What started out as a recurring fantasy for clinical psychologist Dr. Neha Chawla is now the Seattle Mindfulness Center, which opened its doors Jan. 1.
Chawla’s vision was to create a cohesive, reliable and trustworthy place for people to turn to for secular mindfulness instruction, classes and mindfulness-informed therapy.
The Seattle Mindfulness Center is housed in a two-story yellow 1902 house in north Seattle’s Phinney Ridge neighborhood.
Newly remodeled, the building includes five therapist’s offices, a large waiting room, and a suite for a massage therapist or acupuncturist. It also provides a community sitting room for meditation, and for secular mindfulness-based classes.
Visitors, who packed a recent open house, shared in the excitement about the center.
Chawla said the group room, with a large window overlooking Seattle’s Green Lake, symbolizes the heart of the center’s mission. Several of the nine therapists who share offices there begin the noon hour most days with silent meditation together, and then share lunch afterward. This is also the room where classes and community sitting groups are being held.
The center’s mission is to offer high-quality treatment, training and education, which integrates mindfulness skills with psychotherapy and counseling. Despite the popularity of mindfulness, and the number of Seattle counselors and therapists who incorporate mindfulness into their work, there hasn’t been such a place before.
Center offerings include individual, couple, and family therapy; mindfulness-based classes; community meditation groups, and professional training. The therapists there practice independently in different specialty areas, but they collectively support the center’s mission through ethical action and by practicing meditation together.
Chawla earned her doctorate in psychology at the University of Washington, and did her pre-doctoral internship at Yale University School of Medicine. As a graduate student and post-doctoral fellow at University of Washington, she and research colleagues Dr. Sarah Bowen and Dr. Alan Marlatt developed a clinical application of mindfulness they dubbed “Mindfulness-Based Relapse Prevention,” or MBRP.
Several years ago, after a year of questioning her direction, Chawla left academia to build a private practice. But her dream of creating a center, which would house therapists’ offices and a community meditation space, persisted.
“The center began coming up in conversation as far back as eight or nine years ago,” she said in a recent interview in her new office at the center. “I remember being in a stuck place for months, and then I had this moment of, ‘Maybe I should just do it, maybe I should create the space and trust that it will come together.’ ”
Despite the tremendous amount of work to organize the center, and financial commitment required, the ease with which it has so far unfolded has only strengthened Chawla’s trust.

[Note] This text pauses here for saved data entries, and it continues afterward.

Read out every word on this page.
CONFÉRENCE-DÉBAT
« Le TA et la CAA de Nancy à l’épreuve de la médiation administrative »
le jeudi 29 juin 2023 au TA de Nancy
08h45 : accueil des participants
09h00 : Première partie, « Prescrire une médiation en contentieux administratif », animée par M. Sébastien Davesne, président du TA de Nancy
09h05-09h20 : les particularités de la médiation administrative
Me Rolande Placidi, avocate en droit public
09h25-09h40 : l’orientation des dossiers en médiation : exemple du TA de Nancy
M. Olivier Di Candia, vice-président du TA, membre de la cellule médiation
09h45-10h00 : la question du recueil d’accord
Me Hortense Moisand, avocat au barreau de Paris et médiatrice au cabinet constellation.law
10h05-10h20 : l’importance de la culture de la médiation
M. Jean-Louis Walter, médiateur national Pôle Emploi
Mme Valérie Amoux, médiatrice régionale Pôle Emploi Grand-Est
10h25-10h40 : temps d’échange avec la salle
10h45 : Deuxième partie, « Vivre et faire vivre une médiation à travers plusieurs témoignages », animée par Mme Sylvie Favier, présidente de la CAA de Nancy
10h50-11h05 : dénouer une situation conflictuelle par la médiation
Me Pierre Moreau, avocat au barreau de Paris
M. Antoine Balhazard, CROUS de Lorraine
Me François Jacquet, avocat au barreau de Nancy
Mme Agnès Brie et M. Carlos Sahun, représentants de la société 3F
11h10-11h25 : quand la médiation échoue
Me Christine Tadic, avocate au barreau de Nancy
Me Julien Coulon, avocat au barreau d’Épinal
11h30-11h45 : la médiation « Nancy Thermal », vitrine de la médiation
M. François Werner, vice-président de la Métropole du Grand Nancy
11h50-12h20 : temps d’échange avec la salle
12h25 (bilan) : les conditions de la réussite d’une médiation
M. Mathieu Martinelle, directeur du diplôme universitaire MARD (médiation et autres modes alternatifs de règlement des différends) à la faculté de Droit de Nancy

She bought the house after sending letters to different owners in the neighborhood, found an interested seller right away, then began renovations when the previous tenants’ leases were up at the end of August. Contractors started work the next day and finished in December, two weeks ahead of schedule.
Chawla is well aware of the current concerns about secular-based mindfulness practice, which is that mindfulness may become watered down as it enters the mainstream, and that mindfulness may be appropriated by people with little experience of it.
Her experience training people to facilitate Mindfulness-Based Relapse Reduction has taught her that without an ongoing practice of their own, people can’t effectively teach mindfulness. This is because mindfulness is not based on a theoretical model, but rather on direct experience that a teacher references in guiding others.
With this in mind, she offered spaces only to therapists with a strong commitment to their own practices.
Chawla’s own experience with meditation practice began with a Buddhist psychology class and an intensive 10-day Vipassana retreat in 2003.
Although she dabbled in different traditions for a while, she has since practiced primarily in the insight meditation tradition and participated in several retreats at Insight Meditation Society in Barre, Mass., and at Cloud Mountain Retreat Center in Washington.
“This whole movement of the integration of meditation practice, Western psychology, science, and mental health work is its own tradition,” she said. “It’s its own new tradition that is really applicable to our culture and times, and is relevant for our day-to-day lives.”
Wise counsel has also supported her along the way. When Chawla and her colleagues were developing the Mindfulness-Based Relapse Prevention model, they called on Jon Kabat-Zinn, a leader in the secularization of mindfulness, to consult with them.
When raising the issue of whether only Buddhist teachers should be teaching mindfulness, he offered a response she has never forgotten: “Just do your work and let the dharma take care of itself.”
While so far all of the therapists at the center are women that’s not purposeful, but likely reflects the fact that the profession has a high proportion of women.
For any mental health clinicians seeking part-time space, there are still sublet opportunities available for people who fit the values and intentions of the center, and who maintain a regular meditation practice of their own.
The center’s website lists current offerings. These include a Tuesday night community sitting group for those wanting ongoing support for their practice, which will include basic mindfulness meditation instructions.